Before we met, Adnan built the technology stack for Dugdugi, the Spotify of Bangladesh. They were the hottest startup back in the early days of the startup scene in Dhaka. They failed.
Wasif tried making a media platform with some friends. They failed.
Elius was somewhat involved with both Adnan and Wasif’s projects. He too had built a bunch of stuff before we met. Most notably, he made http://istomorrowhartal.com – which went viral in 2015.
I had my first project back in 8th grade. It was an event management startup I started with 5 friends. It failed. Then came a series of gigs which included freelancing on Fiverr, starting an online fashion store, trying to build an app that would help me talk to girls (don’t ask), and working as a graphics designer doing freelance work and then working at Chaldal, a Y-combinator backed startup in Dhaka.
Every one of those ventures taught us something new. We gained a ton of experience. We knew exactly what we needed to fail; now, we just needed to find how to succeed.
Like us, you will likely encounter failure in your first attempt at building a business.

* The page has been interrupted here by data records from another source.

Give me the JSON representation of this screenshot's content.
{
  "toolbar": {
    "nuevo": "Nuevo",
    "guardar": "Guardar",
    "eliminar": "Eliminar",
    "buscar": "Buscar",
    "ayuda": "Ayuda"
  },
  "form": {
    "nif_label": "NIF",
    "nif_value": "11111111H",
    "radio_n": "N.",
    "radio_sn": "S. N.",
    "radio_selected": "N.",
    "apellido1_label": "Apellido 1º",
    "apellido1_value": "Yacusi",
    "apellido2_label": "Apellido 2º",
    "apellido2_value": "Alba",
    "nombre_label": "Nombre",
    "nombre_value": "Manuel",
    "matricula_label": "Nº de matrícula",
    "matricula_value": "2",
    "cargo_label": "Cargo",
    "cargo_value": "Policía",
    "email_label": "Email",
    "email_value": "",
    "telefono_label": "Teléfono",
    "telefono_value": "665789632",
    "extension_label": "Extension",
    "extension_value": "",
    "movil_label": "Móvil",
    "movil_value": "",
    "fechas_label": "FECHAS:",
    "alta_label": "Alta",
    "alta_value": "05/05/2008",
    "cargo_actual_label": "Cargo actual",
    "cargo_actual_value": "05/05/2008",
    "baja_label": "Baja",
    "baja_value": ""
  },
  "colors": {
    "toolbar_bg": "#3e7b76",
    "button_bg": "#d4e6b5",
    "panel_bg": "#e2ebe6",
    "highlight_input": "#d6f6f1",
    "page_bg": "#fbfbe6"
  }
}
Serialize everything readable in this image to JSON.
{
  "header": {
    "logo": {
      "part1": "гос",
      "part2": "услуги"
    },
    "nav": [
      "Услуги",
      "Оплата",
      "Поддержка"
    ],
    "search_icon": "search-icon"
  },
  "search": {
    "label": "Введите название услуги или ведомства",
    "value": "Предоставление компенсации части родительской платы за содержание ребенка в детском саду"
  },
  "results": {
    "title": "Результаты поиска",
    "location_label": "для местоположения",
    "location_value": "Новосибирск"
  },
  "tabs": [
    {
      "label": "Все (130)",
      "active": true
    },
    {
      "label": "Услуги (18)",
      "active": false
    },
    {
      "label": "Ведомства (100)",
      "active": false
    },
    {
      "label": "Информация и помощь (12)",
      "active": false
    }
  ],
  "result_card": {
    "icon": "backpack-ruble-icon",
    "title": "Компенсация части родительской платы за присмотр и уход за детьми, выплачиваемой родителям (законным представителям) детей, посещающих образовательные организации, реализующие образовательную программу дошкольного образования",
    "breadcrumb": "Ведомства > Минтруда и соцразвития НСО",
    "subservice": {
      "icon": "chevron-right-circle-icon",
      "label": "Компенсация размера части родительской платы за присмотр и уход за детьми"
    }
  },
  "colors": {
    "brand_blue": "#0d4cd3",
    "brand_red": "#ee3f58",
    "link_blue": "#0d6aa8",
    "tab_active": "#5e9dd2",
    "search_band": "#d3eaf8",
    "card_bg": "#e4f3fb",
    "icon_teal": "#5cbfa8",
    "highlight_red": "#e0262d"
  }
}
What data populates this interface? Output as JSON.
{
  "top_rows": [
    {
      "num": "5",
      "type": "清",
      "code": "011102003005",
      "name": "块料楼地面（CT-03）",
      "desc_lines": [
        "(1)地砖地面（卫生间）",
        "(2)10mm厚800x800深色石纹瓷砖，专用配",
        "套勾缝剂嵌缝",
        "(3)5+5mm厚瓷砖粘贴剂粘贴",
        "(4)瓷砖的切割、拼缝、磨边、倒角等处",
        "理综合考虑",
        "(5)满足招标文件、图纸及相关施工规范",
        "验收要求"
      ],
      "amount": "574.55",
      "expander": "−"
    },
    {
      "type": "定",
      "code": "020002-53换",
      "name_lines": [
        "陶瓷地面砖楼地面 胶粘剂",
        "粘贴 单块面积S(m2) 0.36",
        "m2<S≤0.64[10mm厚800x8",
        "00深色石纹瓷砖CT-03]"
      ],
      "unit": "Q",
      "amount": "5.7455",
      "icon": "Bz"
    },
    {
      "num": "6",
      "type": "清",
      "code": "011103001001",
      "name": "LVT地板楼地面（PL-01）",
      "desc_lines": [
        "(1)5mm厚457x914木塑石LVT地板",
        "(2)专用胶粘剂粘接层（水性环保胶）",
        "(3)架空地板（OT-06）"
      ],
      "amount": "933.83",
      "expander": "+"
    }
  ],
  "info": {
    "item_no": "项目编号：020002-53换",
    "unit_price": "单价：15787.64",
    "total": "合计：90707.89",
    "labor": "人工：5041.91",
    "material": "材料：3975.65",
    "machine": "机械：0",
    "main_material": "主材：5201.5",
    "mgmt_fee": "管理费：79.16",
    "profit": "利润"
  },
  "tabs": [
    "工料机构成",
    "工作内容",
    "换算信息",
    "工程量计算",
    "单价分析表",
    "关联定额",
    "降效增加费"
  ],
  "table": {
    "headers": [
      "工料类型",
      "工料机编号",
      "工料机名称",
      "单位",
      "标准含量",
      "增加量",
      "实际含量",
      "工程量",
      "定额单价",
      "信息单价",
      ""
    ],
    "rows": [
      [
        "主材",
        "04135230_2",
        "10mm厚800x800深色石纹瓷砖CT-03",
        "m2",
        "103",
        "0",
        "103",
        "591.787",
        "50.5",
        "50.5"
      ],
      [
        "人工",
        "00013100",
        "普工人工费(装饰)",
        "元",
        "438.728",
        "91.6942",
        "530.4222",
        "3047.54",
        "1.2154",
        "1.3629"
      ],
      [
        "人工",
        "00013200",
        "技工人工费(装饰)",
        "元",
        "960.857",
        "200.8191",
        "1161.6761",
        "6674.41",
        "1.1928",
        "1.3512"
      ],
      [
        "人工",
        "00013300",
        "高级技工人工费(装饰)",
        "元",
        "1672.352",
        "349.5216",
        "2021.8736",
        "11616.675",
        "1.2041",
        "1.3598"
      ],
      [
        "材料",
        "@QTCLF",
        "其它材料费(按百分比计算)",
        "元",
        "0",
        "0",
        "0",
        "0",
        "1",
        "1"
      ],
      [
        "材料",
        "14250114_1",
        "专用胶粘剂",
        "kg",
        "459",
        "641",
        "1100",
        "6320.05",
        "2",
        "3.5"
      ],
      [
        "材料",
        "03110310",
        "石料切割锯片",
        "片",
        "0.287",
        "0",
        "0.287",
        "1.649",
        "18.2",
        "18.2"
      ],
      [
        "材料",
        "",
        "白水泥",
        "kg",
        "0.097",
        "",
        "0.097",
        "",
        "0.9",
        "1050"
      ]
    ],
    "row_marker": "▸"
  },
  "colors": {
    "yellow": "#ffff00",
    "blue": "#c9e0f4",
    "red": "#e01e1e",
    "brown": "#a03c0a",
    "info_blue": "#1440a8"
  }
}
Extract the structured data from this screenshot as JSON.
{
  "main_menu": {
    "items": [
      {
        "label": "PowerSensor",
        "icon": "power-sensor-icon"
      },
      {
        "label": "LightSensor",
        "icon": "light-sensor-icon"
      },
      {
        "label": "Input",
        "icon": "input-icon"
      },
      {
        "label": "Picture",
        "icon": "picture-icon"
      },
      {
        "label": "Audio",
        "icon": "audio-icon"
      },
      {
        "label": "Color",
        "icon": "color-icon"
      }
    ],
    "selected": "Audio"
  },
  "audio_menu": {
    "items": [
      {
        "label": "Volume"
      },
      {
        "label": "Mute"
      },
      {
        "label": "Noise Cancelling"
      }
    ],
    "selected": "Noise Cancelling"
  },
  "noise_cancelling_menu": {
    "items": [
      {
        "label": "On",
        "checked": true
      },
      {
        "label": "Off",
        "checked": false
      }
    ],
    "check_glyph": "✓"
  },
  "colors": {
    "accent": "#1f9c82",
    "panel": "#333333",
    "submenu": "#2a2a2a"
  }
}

And that’s fine. What matters most is whether you can dust yourself off and keep moving forward.
Startup Lesson 5: Done is better than perfect
All our lives, we’ve been taught not to fail and always play safe. Our social/cultural norms are risk aversive. In 2015, when we were starting out and experimenting with a number of business ideas, we had to have a culture that encouraged us to try things and not be stigmatized by failure. This would mean sailing against the wind.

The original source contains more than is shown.